Earlier this week, the NC hog industry was doing its crony duty of promoting the renewable energy portfolio standards (REPS) mandate.

See, they were getting this [<->] close to turning pig crap into a viable energy source, so they need state legislators to keep the law in place to force poor captive ratepayers into buying it through their state-dictated only electricity provider. Jobs! the environment! cheaper electricity but don’t ask how!

boss hoggNow, however, the state’s biggest utility has Big Hog sounding like Boss Hogg yelling about being outsmarted by them Duke boys. The News & Observer reports:

Duke Energy’s proposal to use Midwestern pig manure toward the power company’s renewable goals in North Carolina is raising a stink from the state’s powerful pork lobby. …

Duke’s claim is simple enough: A pair of power plants that burn natural gas in Salisbury and Rockingham counties should get credit for burning “biogas” from swine waste generated in Missouri and Oklahoma. Swine waste is swine waste, no matter where it comes from, Duke argues.

The N.C. Pork Council worries that if Duke’s argument prevails, North Carolina’s utilities could theoretically meet all their requirements to use hog manure as a renewable fuel without the contribution of a single hog in North Carolina.

Read this convoluted nonsense and remember, the renewable energy industry lobbyists are doubly insulting legislators’ intelligence by telling them (a) they’re conservative, no, really, and (b) this law is really making energy less expensive, we swear to Reagan. Does this Rube Goldberg device sound like a net cost-saver?

North Carolina law essentially says the renewable credits can be claimed in North Carolina as long as the electricity generated from the renewable fuel is used here. Duke would achieve that outcome through sophisticated accounting.

First, Duke would pay to have anaerobic digesters extract biogas from swine waste in the Midwest. The biogas, which would be indistinguishable from natural gas, would be injected into pipelines hundreds of miles from here. Duke would then claim renewable credits for an equivalent amount of natural gas taken from pipelines here to generate electricity for North Carolina households and businesses.

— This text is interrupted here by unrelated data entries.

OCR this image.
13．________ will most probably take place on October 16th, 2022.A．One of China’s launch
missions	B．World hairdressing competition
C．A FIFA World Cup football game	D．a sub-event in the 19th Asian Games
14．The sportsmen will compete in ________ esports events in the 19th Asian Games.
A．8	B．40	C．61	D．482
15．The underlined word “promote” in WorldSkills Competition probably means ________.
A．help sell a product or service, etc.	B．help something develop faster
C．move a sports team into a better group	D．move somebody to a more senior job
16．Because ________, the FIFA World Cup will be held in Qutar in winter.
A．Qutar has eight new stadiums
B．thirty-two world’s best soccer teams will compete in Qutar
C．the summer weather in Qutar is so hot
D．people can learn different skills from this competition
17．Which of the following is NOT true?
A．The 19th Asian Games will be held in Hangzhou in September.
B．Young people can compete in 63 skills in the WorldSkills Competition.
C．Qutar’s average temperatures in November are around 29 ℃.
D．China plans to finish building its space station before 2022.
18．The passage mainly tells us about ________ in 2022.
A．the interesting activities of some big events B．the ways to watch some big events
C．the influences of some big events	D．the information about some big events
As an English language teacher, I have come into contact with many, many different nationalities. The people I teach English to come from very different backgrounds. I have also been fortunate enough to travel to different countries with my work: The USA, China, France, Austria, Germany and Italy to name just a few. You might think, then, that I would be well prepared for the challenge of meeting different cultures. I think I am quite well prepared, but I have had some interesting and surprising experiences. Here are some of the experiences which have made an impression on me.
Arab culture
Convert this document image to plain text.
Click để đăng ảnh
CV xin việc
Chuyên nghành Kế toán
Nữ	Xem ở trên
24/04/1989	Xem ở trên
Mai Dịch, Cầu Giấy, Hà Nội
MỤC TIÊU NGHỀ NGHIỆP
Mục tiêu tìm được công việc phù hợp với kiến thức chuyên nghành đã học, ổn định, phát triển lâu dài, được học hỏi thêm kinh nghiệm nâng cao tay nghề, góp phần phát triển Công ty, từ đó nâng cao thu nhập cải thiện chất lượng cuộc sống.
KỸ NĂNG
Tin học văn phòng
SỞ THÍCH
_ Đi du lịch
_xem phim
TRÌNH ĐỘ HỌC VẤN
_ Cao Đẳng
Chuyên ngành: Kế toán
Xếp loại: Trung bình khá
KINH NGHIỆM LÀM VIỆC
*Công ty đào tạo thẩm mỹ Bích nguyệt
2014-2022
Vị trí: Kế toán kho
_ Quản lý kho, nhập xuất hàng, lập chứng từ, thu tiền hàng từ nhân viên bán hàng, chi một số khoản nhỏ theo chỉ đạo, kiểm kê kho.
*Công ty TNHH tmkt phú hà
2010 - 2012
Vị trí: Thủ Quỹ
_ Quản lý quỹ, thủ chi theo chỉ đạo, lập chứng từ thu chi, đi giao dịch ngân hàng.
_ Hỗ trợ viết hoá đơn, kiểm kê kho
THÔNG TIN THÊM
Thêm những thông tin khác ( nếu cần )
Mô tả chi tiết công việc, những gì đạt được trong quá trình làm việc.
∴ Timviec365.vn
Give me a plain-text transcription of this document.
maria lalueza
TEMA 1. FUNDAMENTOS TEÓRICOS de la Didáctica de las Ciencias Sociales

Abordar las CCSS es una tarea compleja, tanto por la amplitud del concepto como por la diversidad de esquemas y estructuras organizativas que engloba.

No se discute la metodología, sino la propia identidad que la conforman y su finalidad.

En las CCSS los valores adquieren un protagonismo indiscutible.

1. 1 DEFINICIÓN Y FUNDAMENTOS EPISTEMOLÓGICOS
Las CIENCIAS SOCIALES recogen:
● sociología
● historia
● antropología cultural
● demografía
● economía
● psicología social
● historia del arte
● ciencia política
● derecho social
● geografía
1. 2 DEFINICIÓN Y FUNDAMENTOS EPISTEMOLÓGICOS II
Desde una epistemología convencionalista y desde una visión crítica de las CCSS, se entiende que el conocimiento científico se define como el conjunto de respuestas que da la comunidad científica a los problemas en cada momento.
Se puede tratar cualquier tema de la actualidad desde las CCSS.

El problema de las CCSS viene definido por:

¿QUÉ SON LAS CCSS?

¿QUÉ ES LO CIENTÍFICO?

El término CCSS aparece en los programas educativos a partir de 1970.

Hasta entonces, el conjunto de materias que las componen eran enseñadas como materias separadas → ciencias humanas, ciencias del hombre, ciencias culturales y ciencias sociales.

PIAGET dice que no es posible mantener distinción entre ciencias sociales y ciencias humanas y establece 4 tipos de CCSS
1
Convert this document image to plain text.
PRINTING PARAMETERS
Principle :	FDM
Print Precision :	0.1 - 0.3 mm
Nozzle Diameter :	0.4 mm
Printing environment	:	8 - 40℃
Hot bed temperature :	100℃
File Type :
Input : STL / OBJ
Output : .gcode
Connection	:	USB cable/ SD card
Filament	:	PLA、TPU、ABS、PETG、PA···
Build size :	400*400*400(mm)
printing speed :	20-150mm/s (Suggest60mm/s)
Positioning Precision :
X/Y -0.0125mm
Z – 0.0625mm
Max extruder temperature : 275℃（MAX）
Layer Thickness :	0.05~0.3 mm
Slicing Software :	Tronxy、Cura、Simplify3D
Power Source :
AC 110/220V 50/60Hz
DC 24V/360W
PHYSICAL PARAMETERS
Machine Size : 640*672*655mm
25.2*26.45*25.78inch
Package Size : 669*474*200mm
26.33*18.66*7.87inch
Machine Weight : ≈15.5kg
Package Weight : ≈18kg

“In this case, the electricity is being produced in North Carolina,” said Duke spokesman Randy Wheeless. …

The state’s energy policy allows utilities to get up to 25 percent of their renewable credits out of state. . And the N.C. Pork Council wouldn’t object if Duke claimed the Midwestern swine waste projects toward the company’s out-of-state allowance, Maier said. The problem for the pork industry is that Duke wants to enter Midwestern swine manure in the in-state column.

Oh, and about those out-of-state renewable credits…

Big Hog can’t push too hard on this issue, even as Duke plays games described by the tamed media as “sophisticated accounting.” Why? Because if the cap on out-of-state renewable energy credits (RECs) were challenged in court, it would likely be thrown out as unconstitutional, and Duke would then be able to satisfy the REPS laws’ requirements will all out-of-state wind and pig crap.

Becki Gray is right: the only proper solution to this mess is to repeal the REPS mandate and restore the state to the standard of least-cost reliable electricity.